A experiência da Imuny mostrou a possibilidade de ingressar em outras áreas, nos mercados de agricultura, pecuária e saúde humana. Para isso foi criada a Rheabiotec, com foco mais amplo, voltada para outro perfil de clientes, e com o objetivo de produzir kits de diagnóstico. A nova empresa começou a operar em 2008 e incorporou a marca Imuny. O primeiro resultado foi o Soja Detecta, nome comercial do kit que reúne um conjunto de componentes para diagnóstico da ferrugem da soja, neste caso já empregando a tecnologia de anticorpos monoclonais. O kit permite aos agricultores identificar a presença da ferrugem quando a doença ainda não está visível nas folhas da planta, e assim antecipar ações com defensivos, antes que o fungo se alastre, para diminuir seu impacto.

Tornar-se um fornecedor do agronegócio , entretanto, traz a necessidade de ter uma estrutura de produção e comercial que a empresa vem se empenhando em construir. Depois da versão original do kit, que requer do agricultor conhecimento técnico para aplicação, a empresa investe em um outro formato, mais simples, e mais caro. Aqui, os testes são feitos com o uso de fitas que revelam a presença da doença quando em contato com o material contaminado. A nova versão deve ser validada em campo em 2015.

Introduzir um produto ainda não conhecido do agricultor, relata Fernanda Alvarez, é uma tarefa que requer tempo e profissionais qualificados na área comercial, atividade pouco familiar aos pesquisadores da universidade. “Nossa expectativa é nos associarmos a um dos grandes fornecedores de insumos para agricultura”, diz.

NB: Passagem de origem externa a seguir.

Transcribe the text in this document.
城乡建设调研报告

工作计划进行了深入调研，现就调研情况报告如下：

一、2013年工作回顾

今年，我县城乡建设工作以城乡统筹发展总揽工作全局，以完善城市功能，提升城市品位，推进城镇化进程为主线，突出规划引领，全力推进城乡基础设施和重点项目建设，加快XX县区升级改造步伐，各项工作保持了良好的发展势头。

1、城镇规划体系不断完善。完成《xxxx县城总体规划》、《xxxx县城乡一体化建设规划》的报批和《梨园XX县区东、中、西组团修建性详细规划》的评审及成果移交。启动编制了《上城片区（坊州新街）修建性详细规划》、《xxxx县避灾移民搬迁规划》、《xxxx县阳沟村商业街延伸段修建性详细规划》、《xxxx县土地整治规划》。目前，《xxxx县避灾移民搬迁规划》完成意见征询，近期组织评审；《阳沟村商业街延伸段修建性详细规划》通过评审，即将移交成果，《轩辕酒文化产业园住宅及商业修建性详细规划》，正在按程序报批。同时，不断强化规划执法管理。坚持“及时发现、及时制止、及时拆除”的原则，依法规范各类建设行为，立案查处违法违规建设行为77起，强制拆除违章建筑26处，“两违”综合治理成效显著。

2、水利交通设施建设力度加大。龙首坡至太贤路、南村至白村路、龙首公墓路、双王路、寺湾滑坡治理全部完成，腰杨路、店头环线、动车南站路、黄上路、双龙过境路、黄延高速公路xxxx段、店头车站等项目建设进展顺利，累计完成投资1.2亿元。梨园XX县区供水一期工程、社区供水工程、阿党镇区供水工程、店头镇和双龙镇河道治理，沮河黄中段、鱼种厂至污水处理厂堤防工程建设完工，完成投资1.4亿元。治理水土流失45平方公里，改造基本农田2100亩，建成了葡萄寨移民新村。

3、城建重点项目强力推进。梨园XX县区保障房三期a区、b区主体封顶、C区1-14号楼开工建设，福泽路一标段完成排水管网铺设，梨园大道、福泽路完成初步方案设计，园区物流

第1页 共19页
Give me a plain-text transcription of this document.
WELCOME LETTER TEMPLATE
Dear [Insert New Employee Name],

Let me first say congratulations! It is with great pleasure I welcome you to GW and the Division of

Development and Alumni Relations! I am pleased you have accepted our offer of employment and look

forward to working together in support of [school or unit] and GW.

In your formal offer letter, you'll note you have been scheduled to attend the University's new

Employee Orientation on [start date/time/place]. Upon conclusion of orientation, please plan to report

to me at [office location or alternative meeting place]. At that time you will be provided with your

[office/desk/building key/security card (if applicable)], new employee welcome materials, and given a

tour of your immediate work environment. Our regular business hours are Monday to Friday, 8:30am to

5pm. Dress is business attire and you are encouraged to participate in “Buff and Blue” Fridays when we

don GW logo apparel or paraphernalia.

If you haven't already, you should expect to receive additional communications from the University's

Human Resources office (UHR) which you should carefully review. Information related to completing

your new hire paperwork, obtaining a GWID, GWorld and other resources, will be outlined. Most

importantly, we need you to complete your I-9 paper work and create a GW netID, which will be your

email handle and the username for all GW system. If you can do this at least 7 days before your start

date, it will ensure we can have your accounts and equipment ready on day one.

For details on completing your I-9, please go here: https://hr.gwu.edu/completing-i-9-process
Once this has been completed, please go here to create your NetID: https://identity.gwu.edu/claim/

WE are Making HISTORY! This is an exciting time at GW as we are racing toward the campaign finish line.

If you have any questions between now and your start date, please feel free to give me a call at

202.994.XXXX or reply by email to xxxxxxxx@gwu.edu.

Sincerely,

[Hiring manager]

Outra linha de trabalho é a produção de kits para diagnóstico da salmonelose suína, projeto em parceria com a Embrapa. Em fase final de desenvolvimento, e aguardando certificação dos órgãos governamentais, o kit vai atender os frigoríficos que precisam atestar a ausência do micro-organismo na carne comercializada.

Dois projetos na área de saúde humana abrem possibilidades auspiciosas para o futuro. Um deles é o kit diagnóstico de processos inflamatórios e das doenças deles decorrentes, como o reumatismo. A parte de diagnóstico já está em fase de validação, nota a diretora. Mas o projeto traz um desdobramento importante que é a humanização desse anticorpo para ser usado como medicamento no tratamento das doenças. Outro projeto, em parceria com o laboratório Laboratório Nacional de Biociências, LNBio, de Campinas, tem a meta de produzir kits de diagnóstico para alguns tipos de leucemia infantil. Com uma equipe pequena, de sete pessoas, a Rheabiotec tem nas parcerias, como as feitas com a Embrapa e LNBio, o caminho natural para ampliar atividades de pesquisa ou de distribuição comercial. A partir da etapa atual, além disso, tornam-se maiores as necessidades de investimento e de parceiros investidores.